The full impact of Key’s changes does not yet appear on the filing service fee line of the company’s income statement. For the third quarter, these charges totaled $92 million, up from $91 million in the same quarter last year, but down $4 million from the second quarter of this year.

Overall, non-interest revenue fell 14.3% from the third quarter of 2021 to $683 million, Key said Thursday. The decline included a 57.6% reduction in consumer mortgage income, which was impacted by lower sales margin gains, and a 34.5% drop in investment banking and investment banking fees. debts.

The underwear in the investment banking sector marks the third consecutive quarterly decline for this division, which was affected due to the overall decline in activity in the capital markets.

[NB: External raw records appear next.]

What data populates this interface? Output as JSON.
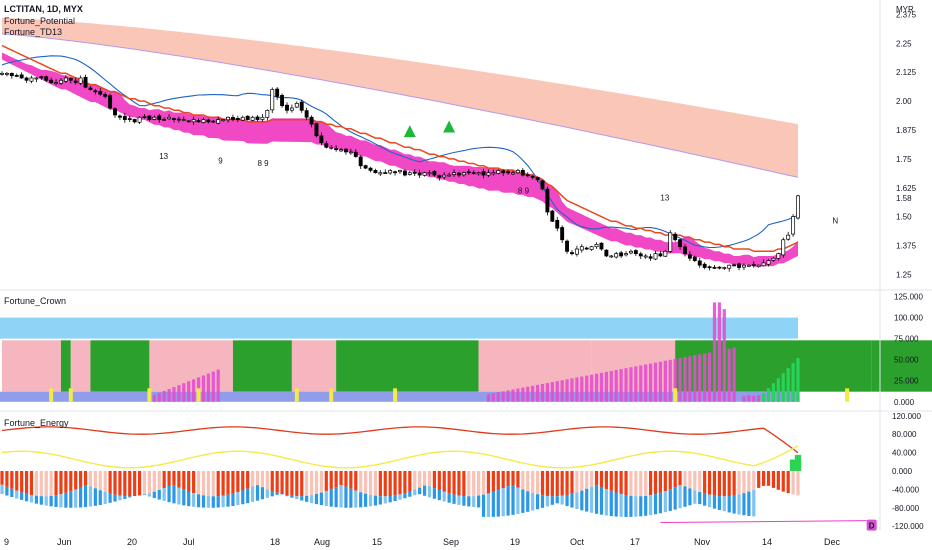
{
  "header": {
    "symbol": "LCTITAN, 1D, MYX",
    "indicators": [
      "Fortune_Potential",
      "Fortune_TD13"
    ],
    "currency": "MYR"
  },
  "panes": {
    "crown": {
      "title": "Fortune_Crown"
    },
    "energy": {
      "title": "Fortune_Energy"
    }
  },
  "colors": {
    "up": "#ffffff",
    "down": "#000000",
    "ema": "#e8491d",
    "band": "#f03ec3",
    "cloud": "#f9b8a6",
    "bb": "#1e64c8",
    "cyan": "#26c6da",
    "green": "#1bb83a",
    "crown_green": "#2ca02c",
    "crown_pink": "#f6b6c0",
    "crown_blue": "#8fd3f6",
    "crown_bar": "#e54ccf",
    "energy_red": "#ee3d15",
    "energy_pink": "#f8c2b6",
    "energy_blue": "#2a98e6",
    "energy_yellow": "#f5ea48",
    "energy_line": "#e03a1a"
  },
  "chart_data": [
    {
      "type": "candlestick",
      "pane": "main",
      "x_labels": [
        "9",
        "Jun",
        "20",
        "Jul",
        "18",
        "Aug",
        "15",
        "Sep",
        "19",
        "Oct",
        "17",
        "Nov",
        "14",
        "Dec"
      ],
      "y_ticks": [
        2.375,
        2.25,
        2.125,
        2.0,
        1.875,
        1.75,
        1.625,
        1.58,
        1.5,
        1.375,
        1.25
      ],
      "ylim": [
        1.2,
        2.42
      ],
      "close": [
        2.12,
        2.12,
        2.11,
        2.11,
        2.1,
        2.09,
        2.1,
        2.1,
        2.1,
        2.09,
        2.08,
        2.08,
        2.09,
        2.1,
        2.09,
        2.08,
        2.1,
        2.06,
        2.05,
        2.04,
        2.03,
        2.02,
        1.97,
        1.94,
        1.93,
        1.92,
        1.92,
        1.91,
        1.93,
        1.93,
        1.92,
        1.93,
        1.92,
        1.92,
        1.93,
        1.92,
        1.92,
        1.92,
        1.91,
        1.92,
        1.91,
        1.92,
        1.91,
        1.91,
        1.92,
        1.92,
        1.93,
        1.92,
        1.92,
        1.93,
        1.92,
        1.93,
        1.92,
        1.93,
        1.96,
        2.05,
        2.02,
        1.98,
        1.96,
        1.97,
        1.99,
        1.96,
        1.93,
        1.9,
        1.85,
        1.82,
        1.8,
        1.8,
        1.79,
        1.79,
        1.78,
        1.78,
        1.76,
        1.72,
        1.71,
        1.7,
        1.69,
        1.69,
        1.69,
        1.7,
        1.69,
        1.7,
        1.68,
        1.69,
        1.69,
        1.68,
        1.69,
        1.69,
        1.68,
        1.67,
        1.68,
        1.68,
        1.69,
        1.68,
        1.69,
        1.69,
        1.69,
        1.69,
        1.68,
        1.69,
        1.69,
        1.7,
        1.69,
        1.69,
        1.69,
        1.7,
        1.68,
        1.68,
        1.67,
        1.66,
        1.62,
        1.52,
        1.48,
        1.45,
        1.4,
        1.35,
        1.34,
        1.36,
        1.37,
        1.36,
        1.37,
        1.38,
        1.36,
        1.33,
        1.33,
        1.34,
        1.33,
        1.34,
        1.35,
        1.34,
        1.33,
        1.33,
        1.32,
        1.34,
        1.33,
        1.35,
        1.43,
        1.4,
        1.37,
        1.34,
        1.32,
        1.31,
        1.29,
        1.28,
        1.28,
        1.28,
        1.28,
        1.28,
        1.29,
        1.29,
        1.28,
        1.29,
        1.29,
        1.29,
        1.29,
        1.3,
        1.31,
        1.32,
        1.34,
        1.4,
        1.42,
        1.5,
        1.59
      ],
      "ema": [
        2.24,
        2.23,
        2.22,
        2.21,
        2.2,
        2.19,
        2.18,
        2.17,
        2.16,
        2.15,
        2.14,
        2.13,
        2.12,
        2.12,
        2.11,
        2.1,
        2.09,
        2.08,
        2.07,
        2.07,
        2.06,
        2.05,
        2.04,
        2.04,
        2.03,
        2.02,
        2.01,
        2.01,
        2,
        2,
        1.99,
        1.98,
        1.98,
        1.97,
        1.97,
        1.96,
        1.96,
        1.95,
        1.95,
        1.94,
        1.94,
        1.94,
        1.93,
        1.93,
        1.93,
        1.92,
        1.92,
        1.92,
        1.92,
        1.92,
        1.91,
        1.91,
        1.91,
        1.91,
        1.91,
        1.92,
        1.92,
        1.92,
        1.92,
        1.92,
        1.92,
        1.92,
        1.92,
        1.92,
        1.91,
        1.91,
        1.9,
        1.9,
        1.89,
        1.89,
        1.88,
        1.88,
        1.87,
        1.86,
        1.86,
        1.85,
        1.84,
        1.84,
        1.83,
        1.82,
        1.82,
        1.81,
        1.8,
        1.8,
        1.79,
        1.79,
        1.78,
        1.77,
        1.77,
        1.76,
        1.76,
        1.75,
        1.75,
        1.74,
        1.74,
        1.73,
        1.73,
        1.72,
        1.72,
        1.71,
        1.71,
        1.71,
        1.7,
        1.7,
        1.7,
        1.69,
        1.69,
        1.68,
        1.68,
        1.67,
        1.66,
        1.64,
        1.63,
        1.61,
        1.59,
        1.57,
        1.56,
        1.55,
        1.54,
        1.53,
        1.52,
        1.51,
        1.5,
        1.49,
        1.48,
        1.48,
        1.47,
        1.46,
        1.46,
        1.45,
        1.45,
        1.44,
        1.44,
        1.43,
        1.43,
        1.42,
        1.42,
        1.42,
        1.42,
        1.41,
        1.41,
        1.4,
        1.4,
        1.39,
        1.39,
        1.38,
        1.38,
        1.37,
        1.37,
        1.36,
        1.36,
        1.36,
        1.36,
        1.35,
        1.35,
        1.35,
        1.35,
        1.35,
        1.36,
        1.36,
        1.37,
        1.38,
        1.39
      ]
    },
    {
      "type": "bar",
      "pane": "crown",
      "y_ticks": [
        125.0,
        100.0,
        75.0,
        50.0,
        25.0,
        0.0
      ],
      "ylim": [
        -5,
        128
      ]
    },
    {
      "type": "bar",
      "pane": "energy",
      "y_ticks": [
        120.0,
        80.0,
        40.0,
        0.0,
        -40.0,
        -80.0,
        -120.0
      ],
      "ylim": [
        -124,
        124
      ],
      "annotation": "D"
    }
  ]
}
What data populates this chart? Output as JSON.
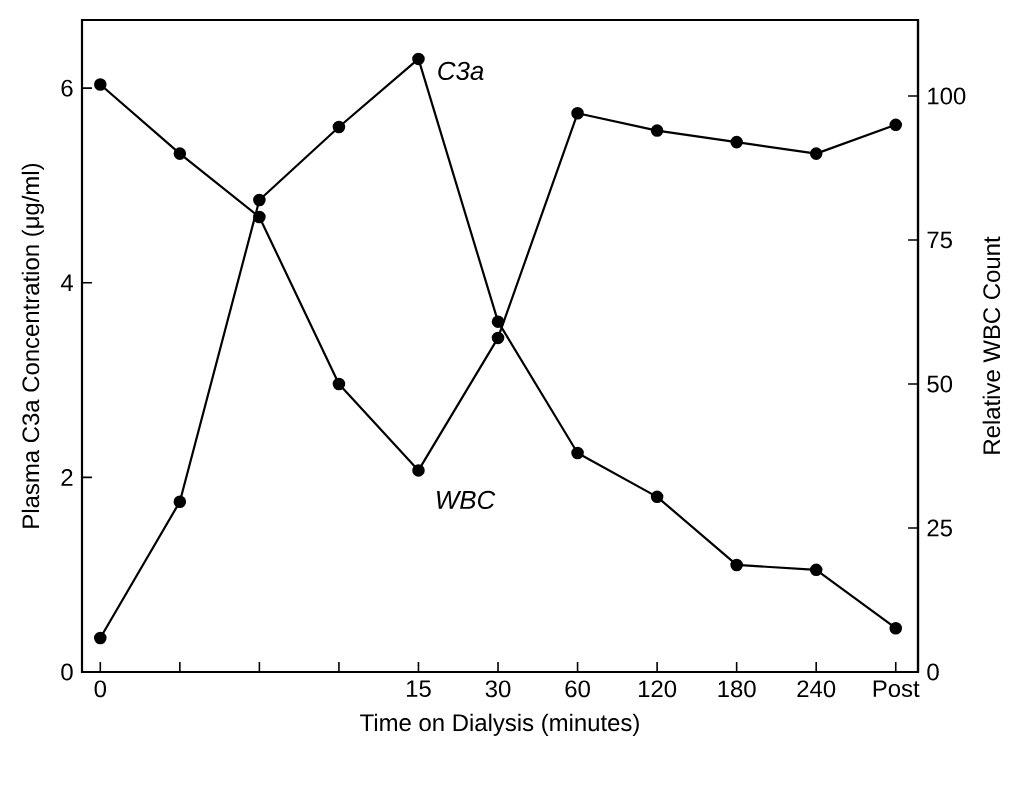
{
  "chart_data": {
    "type": "line",
    "xlabel": "Time on Dialysis (minutes)",
    "ylabel": "Plasma C3a Concentration (μg/ml)",
    "y2label": "Relative WBC Count",
    "categories": [
      "0",
      null,
      null,
      null,
      "15",
      "30",
      "60",
      "120",
      "180",
      "240",
      "Post"
    ],
    "series": [
      {
        "name": "C3a",
        "color": "#000000",
        "marker": "circle",
        "values": [
          0.35,
          1.75,
          4.85,
          5.6,
          6.3,
          3.6,
          2.25,
          1.8,
          1.1,
          1.05,
          0.45
        ]
      },
      {
        "name": "WBC",
        "color": "#000000",
        "marker": "circle",
        "axis": "y2",
        "values": [
          102,
          90,
          79,
          50,
          35,
          58,
          97,
          94,
          92,
          90,
          95
        ]
      }
    ],
    "ylim": [
      0,
      6.7
    ],
    "yticks": [
      0,
      2,
      4,
      6
    ],
    "y2lim": [
      0,
      113.2
    ],
    "y2ticks": [
      0,
      25,
      50,
      75,
      100
    ],
    "grid": false,
    "legend": false
  }
}
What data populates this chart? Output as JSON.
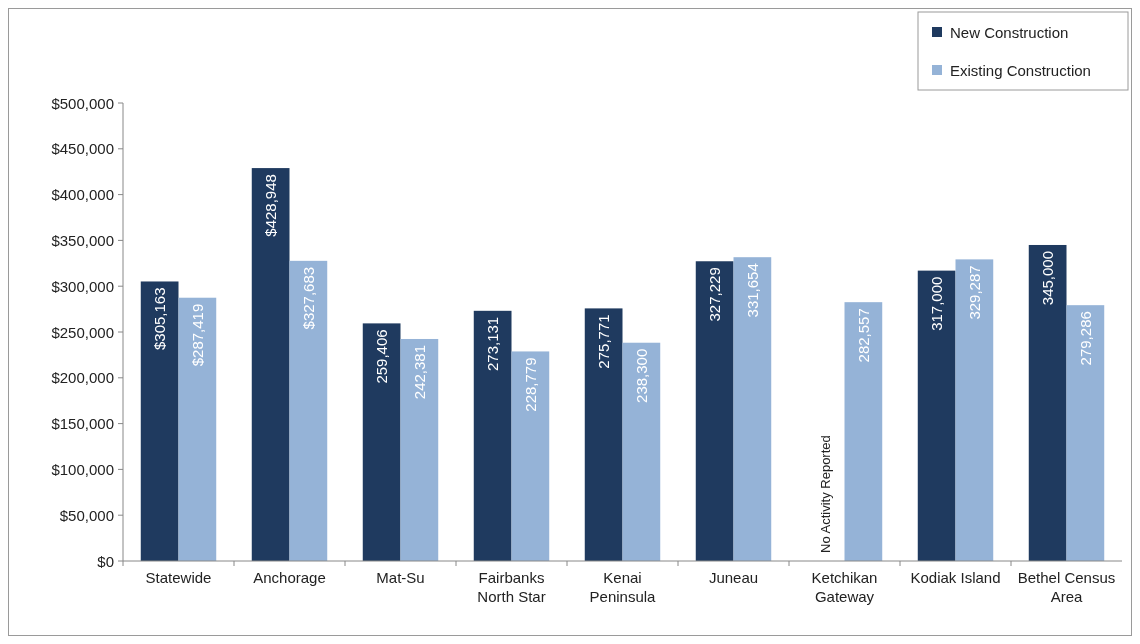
{
  "chart_data": {
    "type": "bar",
    "categories": [
      "Statewide",
      "Anchorage",
      "Mat-Su",
      "Fairbanks North Star",
      "Kenai Peninsula",
      "Juneau",
      "Ketchikan Gateway",
      "Kodiak Island",
      "Bethel Census Area"
    ],
    "series": [
      {
        "name": "New Construction",
        "color": "#1f3a5f",
        "values": [
          305163,
          428948,
          259406,
          273131,
          275771,
          327229,
          null,
          317000,
          345000
        ],
        "value_labels": [
          "$305,163",
          "$428,948",
          "259,406",
          "273,131",
          "275,771",
          "327,229",
          null,
          "317,000",
          "345,000"
        ]
      },
      {
        "name": "Existing Construction",
        "color": "#95b3d7",
        "values": [
          287419,
          327683,
          242381,
          228779,
          238300,
          331654,
          282557,
          329287,
          279286
        ],
        "value_labels": [
          "$287,419",
          "$327,683",
          "242,381",
          "228,779",
          "238,300",
          "331,654",
          "282,557",
          "329,287",
          "279,286"
        ]
      }
    ],
    "ylim": [
      0,
      500000
    ],
    "yticks": [
      {
        "value": 0,
        "label": "$0"
      },
      {
        "value": 50000,
        "label": "$50,000"
      },
      {
        "value": 100000,
        "label": "$100,000"
      },
      {
        "value": 150000,
        "label": "$150,000"
      },
      {
        "value": 200000,
        "label": "$200,000"
      },
      {
        "value": 250000,
        "label": "$250,000"
      },
      {
        "value": 300000,
        "label": "$300,000"
      },
      {
        "value": 350000,
        "label": "$350,000"
      },
      {
        "value": 400000,
        "label": "$400,000"
      },
      {
        "value": 450000,
        "label": "$450,000"
      },
      {
        "value": 500000,
        "label": "$500,000"
      }
    ],
    "annotations": [
      {
        "text": "No Activity Reported",
        "x": "Ketchikan Gateway"
      }
    ],
    "legend": "top right",
    "grid": false
  }
}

For the third quarter, Key reported net income of $513 million, down 16.7% from the same period last year. Earnings per share totaled 55 cents, three cents below the average estimate of analysts polled by FactSet Research Systems.

Non-interest expense of $1.1 billion remained roughly flat compared to the same quarter in 2021.

Key expects these costs to increase by 1% to 3% during the fourth quarter. The guidance is based on expectations of higher incentive compensation due to an upturn in investment banking activity, as well as combined one-time charges of $20 million related to a pension settlement and building consolidation expenses, said Chief Financial Officer Donald Kimble.

The projected increase in spending surprised some analysts on Thursday, but Kimble said the company remains “very focused on generating positive operating leverage” going forward.

“We plan to do it this year,” Kimble said on the call. “And we haven’t given guidance for 2023 or beyond yet, but we plan to continue to do so for the next few years as well.”